Comme pour Bonobo, il fut intéressant de l'observer, d'analyser son comportement. Mais cet intérêt fut également de très courte durée. Les épisodes n'étaient même plus attractifs.
Pourquoi ce vide. Pourquoi est-elle comme ça ? C'est simple.
Violemment rejetée par sa mère à peine sortie de son ventre, Jimie ressentit à cet instant un violent cocktail à travers tout son être. Haine, incompréhension, peur, amour malgré tout pour sa famille, trahison, doute, désir de chaleur... Décuplé par sa solitude, ce ressentit lui a peu à peu pompé toutes ses émotions. L'a vidée. N'a rien laissé derrière. L'âme de Jimie n'avait déjà plus de goût. Et aujourd'hui, elle en a assez. Elle cherche la formule pour inverser le phénomène. Avoir ses propres enfants n'a rien changé. Ne rien ressentir pendant des années n'a rien fait revenir. Assister à des événements qui auraient été bouleversants pour d'autres non plus. Il n'y a. Aucun moyen de renaître.
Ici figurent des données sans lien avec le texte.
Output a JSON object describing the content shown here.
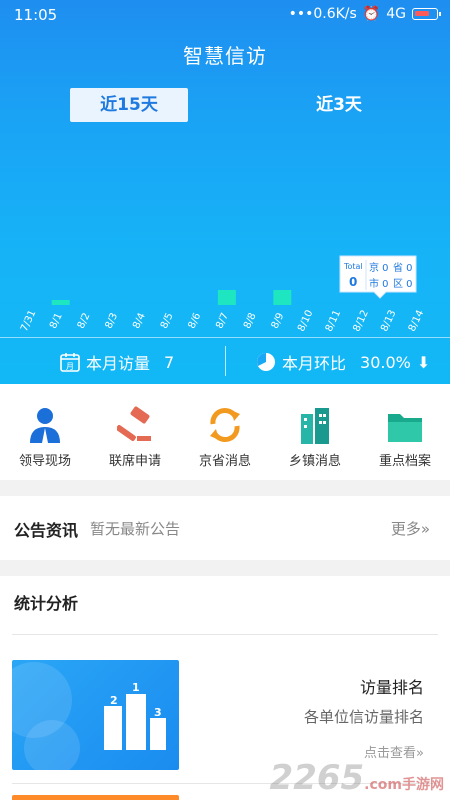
{
  "status": {
    "time": "11:05",
    "network": "•••0.6K/s",
    "signal": "4G"
  },
  "app": {
    "title": "智慧信访"
  },
  "tabs": [
    {
      "label": "近15天"
    },
    {
      "label": "近3天"
    }
  ],
  "tooltip": {
    "total_label": "Total",
    "total_value": "0",
    "jing": "京 0",
    "sheng": "省 0",
    "shi": "市 0",
    "qu": "区 0"
  },
  "chart_data": {
    "type": "bar",
    "categories": [
      "7/31",
      "8/1",
      "8/2",
      "8/3",
      "8/4",
      "8/5",
      "8/6",
      "8/7",
      "8/8",
      "8/9",
      "8/10",
      "8/11",
      "8/12",
      "8/13",
      "8/14"
    ],
    "values": [
      0,
      1,
      0,
      0,
      0,
      0,
      0,
      3,
      0,
      3,
      0,
      0,
      0,
      0,
      0
    ],
    "ylim": [
      0,
      20
    ],
    "colors": {
      "bar": "#1de6c0"
    }
  },
  "summary": {
    "month_visits_label": "本月访量",
    "month_visits_value": "7",
    "ratio_label": "本月环比",
    "ratio_value": "30.0%"
  },
  "shortcuts": [
    {
      "label": "领导现场",
      "icon": "leader-icon"
    },
    {
      "label": "联席申请",
      "icon": "gavel-icon"
    },
    {
      "label": "京省消息",
      "icon": "refresh-icon"
    },
    {
      "label": "乡镇消息",
      "icon": "building-icon"
    },
    {
      "label": "重点档案",
      "icon": "folder-icon"
    }
  ],
  "notice": {
    "title": "公告资讯",
    "desc": "暂无最新公告",
    "more": "更多»"
  },
  "stats": {
    "title": "统计分析",
    "rank_title": "访量排名",
    "rank_desc": "各单位信访量排名",
    "rank_link": "点击查看»"
  },
  "watermark": {
    "text": "2265",
    "sub": ".com手游网"
  }
}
Mais ce jour-là, Jimie arpentait l'île, un vague espoir en bout de langue. Si on peut parler d'espoir. Non, elle ne marchait pas vers la mort. Elle n'avait jamais envisagé de fuir cette vie par le trépas. C'était vers la lumière, et non vers l'ombre, qu'elle orientait ses pas. Sur l'île, quelque part, un trésor l'attendait. Un vœu oublié, abandonné derrière un certain Roi Génie. Comme elle, il avait été laissé derrière, rejeté, sans importance. Elle allait lui redonner tout son sens.
Elle avait tout son temps. Sa vie entière s'il le fallait, car rien d'autre n'avait d'importance. Elle savait ce qu'elle demanderait au Génie, s'il vivait encore dans le trésor qu'elle trouverait. Il n'y avait plus qu'à s'y mettre.
La jument s'approcha d'une fleur de cactus. C'était la plus grande et la plus colorée qu'elle avait trouvé sur l'île, se démarquant facilement des autres. L'isabelle la contempla un moment, constatant que les fleurs de cactus avaient bien passé l'hiver, protégées du froid sur ce territoire ardent.
Après quoi, elle plongea ses dents dans les pétales, et déchira la petite beauté de la nature sans plus de cérémonie.